The burning clarity of a principle can melt away the slurry. Some of it, at least.
Take reporting. I won’t presume to offer a defining principle for a reporter, but I’d be very comfortable in assuming it generally involves a relationship of trust between the reporter and the reader. When the fortunes of the newspapers began to wane, and the managers began to turn the knobs on the dying business model this way and that, searching for the magical combination that would unlock the new prosperity, it should have been clear that trickery was fundamentally incompatible with the presentation of the news. And yet advertisers are given more and more leeway to trample onto the turf of the reporter — in the case of online news, literally trampling, obscuring, or shoving aside the story. And they are permitted the grossest kind of trickery — creating ads that look like reporting — with only the meekest protestation of a tiny “ADVERTISEMENT” printed in the header to show that the original principle is, by someone’s estimation, still followed.
These kind of choices represent a shift in principle, and it’s poisonous. It doesn’t mean that advertising can’t be part of the solution[1], but it does represent a sign that the redesign of the news is not in touch with the core principles of the news, and that’s both frustrating and scary.
Principles, and Friends
It’s easy enough to talk about these things from the outside, but it can be terribly hard to see them from the inside. I was humbled to be reminded of this only a few days ago, when my entrepreneurial energies sent me speculating down a perfectly reasonable business path. Reasonable, that is, until my teammates pointed out that, for all its merits, it would necessarily become a huge distraction, and thus poison our existing efforts. It was hard to hear, at first, as critical messages often are.
So clarify your principles, but don’t assume you can follow them alone, either.
In the Meantime
I continue my search for a pleasant way to read the stories of my city. The new Sun Magazine, as a rather watered-down style mag with enough advertising incorporated carelessly enough to make it hard to find the stories, is not a draw, and I don’t expect to walk down to Eddie’s for a paper again soon.
I want to read the news. I care about my city. I feel connected to individual reporters at the Sun, hard-working folks like Julie Scharper, Gus Sentementes, and Justin Fenton. I want to read their stories. I just haven’t found a good way to do it yet. There are enough frictions, in enough places, to push me away from the paper and, heaven forfend, the the website. These products fight me when I try to use them. They get in the way of their own mission: for me to read their stories. Not just because of how they integrate advertising, but with their overall design, format, and delivery mechanism.

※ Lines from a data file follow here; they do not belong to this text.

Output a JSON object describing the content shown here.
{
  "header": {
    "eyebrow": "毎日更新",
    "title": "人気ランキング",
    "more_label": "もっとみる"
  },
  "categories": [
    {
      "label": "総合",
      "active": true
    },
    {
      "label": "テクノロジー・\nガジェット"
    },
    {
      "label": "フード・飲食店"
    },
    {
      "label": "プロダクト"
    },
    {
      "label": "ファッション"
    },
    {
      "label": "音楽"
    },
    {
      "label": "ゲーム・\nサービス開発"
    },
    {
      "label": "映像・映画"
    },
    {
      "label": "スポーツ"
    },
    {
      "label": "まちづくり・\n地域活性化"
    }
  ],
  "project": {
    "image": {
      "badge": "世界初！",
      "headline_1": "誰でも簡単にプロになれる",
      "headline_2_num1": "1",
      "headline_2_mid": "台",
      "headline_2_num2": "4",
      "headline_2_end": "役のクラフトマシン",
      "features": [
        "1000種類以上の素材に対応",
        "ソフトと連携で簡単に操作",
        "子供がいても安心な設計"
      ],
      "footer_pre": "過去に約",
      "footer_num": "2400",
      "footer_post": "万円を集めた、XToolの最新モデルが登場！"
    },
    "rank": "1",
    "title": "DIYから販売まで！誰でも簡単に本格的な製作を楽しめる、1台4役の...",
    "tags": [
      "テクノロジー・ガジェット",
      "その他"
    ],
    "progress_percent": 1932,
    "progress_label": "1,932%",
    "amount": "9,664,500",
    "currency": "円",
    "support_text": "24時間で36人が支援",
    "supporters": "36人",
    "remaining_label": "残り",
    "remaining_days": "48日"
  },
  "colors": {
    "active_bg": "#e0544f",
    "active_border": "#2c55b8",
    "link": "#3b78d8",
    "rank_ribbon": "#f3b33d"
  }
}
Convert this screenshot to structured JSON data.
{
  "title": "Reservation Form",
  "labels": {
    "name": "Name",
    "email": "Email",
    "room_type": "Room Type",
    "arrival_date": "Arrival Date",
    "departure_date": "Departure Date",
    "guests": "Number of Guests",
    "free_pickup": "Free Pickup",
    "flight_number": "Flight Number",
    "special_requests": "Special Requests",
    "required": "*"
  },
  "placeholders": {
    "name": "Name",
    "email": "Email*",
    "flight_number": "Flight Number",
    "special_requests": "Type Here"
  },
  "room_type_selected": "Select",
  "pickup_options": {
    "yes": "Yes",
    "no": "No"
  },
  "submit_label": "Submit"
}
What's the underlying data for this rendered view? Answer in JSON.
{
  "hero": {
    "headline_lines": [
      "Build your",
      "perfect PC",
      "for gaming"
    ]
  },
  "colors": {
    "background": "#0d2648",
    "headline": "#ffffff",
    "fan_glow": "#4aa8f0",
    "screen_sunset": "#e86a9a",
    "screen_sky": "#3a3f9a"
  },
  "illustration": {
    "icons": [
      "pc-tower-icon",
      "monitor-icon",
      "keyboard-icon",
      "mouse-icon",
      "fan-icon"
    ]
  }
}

Of course, maybe it’s just me. Maybe I’m extraordinarily picky. On the other hand, it’s the role of a product designer to develop an extraordinary pickiness. Your raw sensitivity to the tiny pin-pricks of the experience is what guides you to file away the splinters. And the splinters, in aggregate, are the thing that bleed your product of greatness.
[1] I used to think advertising was necessarily a bad thing. I don’t believe that anymore, in part because of some great counterexamples.